Desde la Antigüedad, al arcángel Rafael se le ha considerado protector de la medicina. La etimología de su nombre terrestre lo vincula a ella, pues proviene del hebreo rafá, curar, y El, Dios; es decir que, completo, dicho nombre significa medicina de Dios. La iconografía del personaje pone de manifiesto las funciones que desempeña y una parte de las misiones que se le han encomendado. Antes de revisarlas, es necesario precisar su identidad angélica, que lo sitúa entre los seres del mundo invisible.


El Libro de Tobías.
Un día después de haber dado sepultura a un compatriota asesinado en la noche, Tobit refirió: “aun antes de purificarme, me dormí en el atrio junto al muro, quedando con el rostro descubierto.

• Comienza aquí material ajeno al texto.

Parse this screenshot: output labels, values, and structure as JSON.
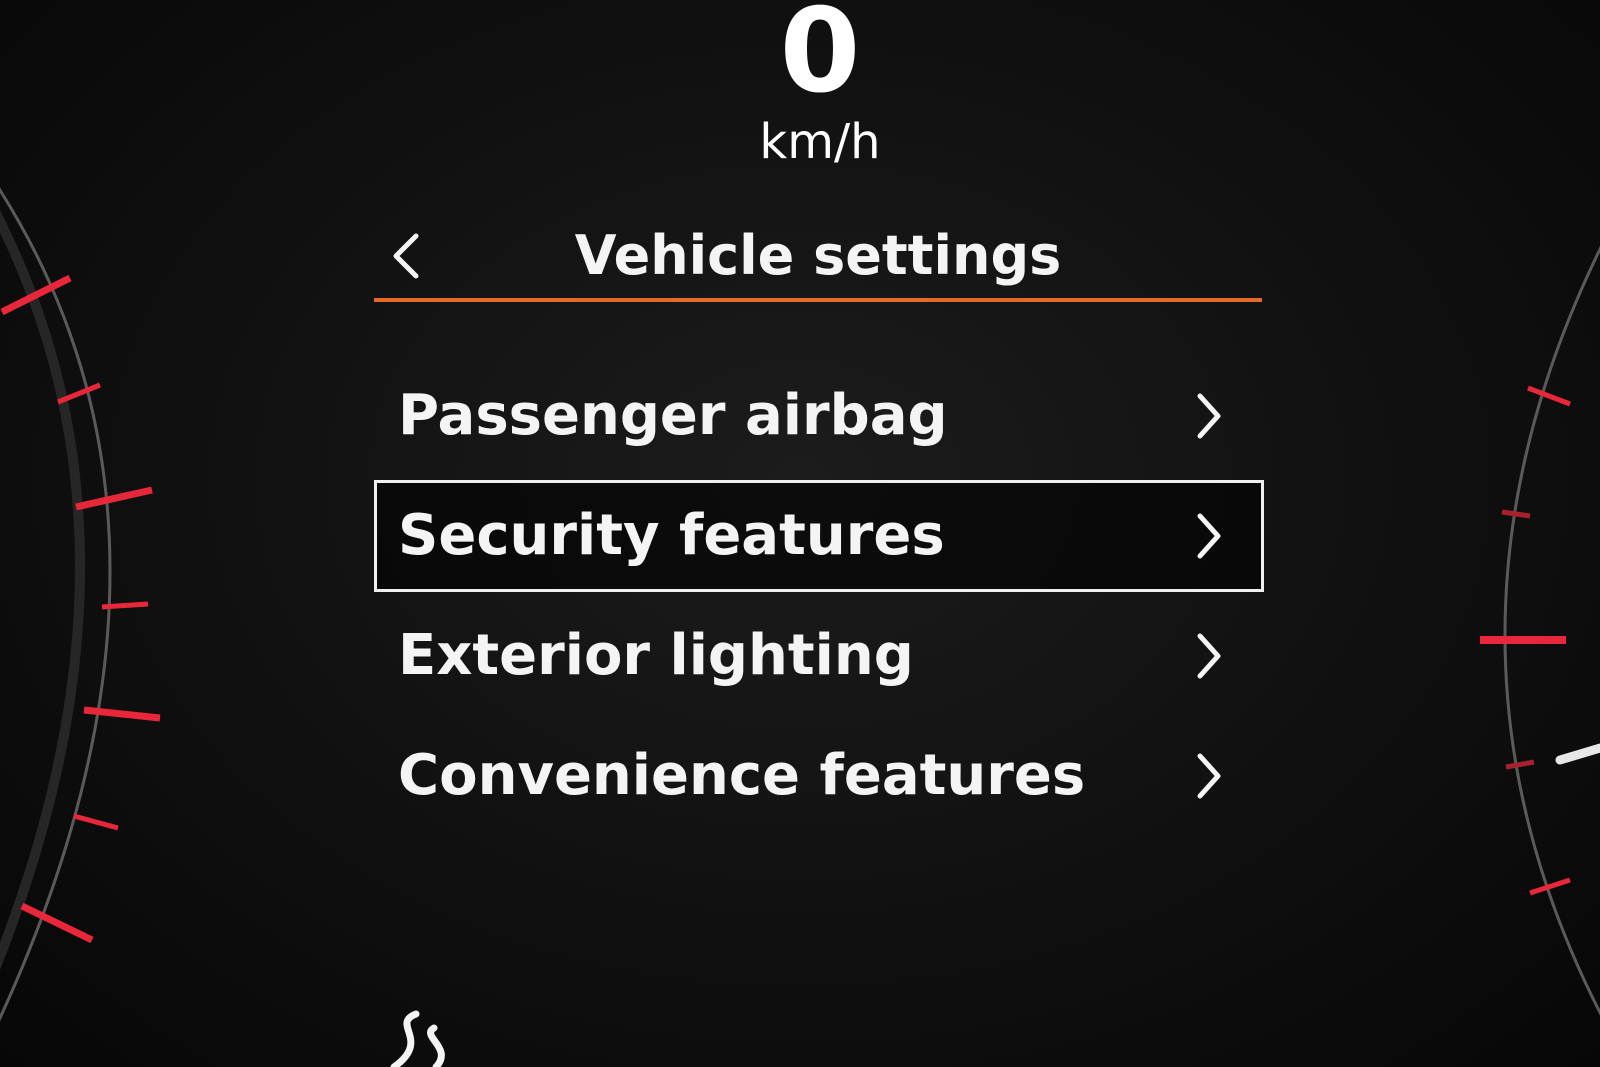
{
  "speed": {
    "value": "0",
    "unit": "km/h"
  },
  "header": {
    "title": "Vehicle settings",
    "back_icon": "chevron-left-icon"
  },
  "menu": {
    "selected_index": 1,
    "items": [
      {
        "label": "Passenger airbag",
        "icon": "chevron-right-icon"
      },
      {
        "label": "Security features",
        "icon": "chevron-right-icon"
      },
      {
        "label": "Exterior lighting",
        "icon": "chevron-right-icon"
      },
      {
        "label": "Convenience features",
        "icon": "chevron-right-icon"
      }
    ]
  },
  "footer": {
    "icon": "lane-assist-icon"
  },
  "colors": {
    "background": "#121212",
    "text": "#f4f4f4",
    "accent_rule": "#e46a2c",
    "gauge_tick": "#e8283a",
    "selection_border": "#f0f0f0"
  }
}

No sabía yo que había pájaros en el muro; y teniendo los ojos abiertos, los pájaros dejaron caer en mis ojos su estiércol caliente, que me produjo en ellos unas manchas blancas que los médicos no fueron capaces de curar” (Tobías 2, 9-10). De este modo, Tobit quedó ciego, y su esposa Ana trabajó a partir de entonces para mantener el hogar, lo cual en la época representaba una gran humillación para el hombre. Al día siguiente de una discusión con Ana, ésta le echó en cara que sus buenas obras y sus limosnas habían ido a parar en nada. Afligido por su situación, oró para pedir a Dios que le hiciera justicia y lo liberara mediante la muerte.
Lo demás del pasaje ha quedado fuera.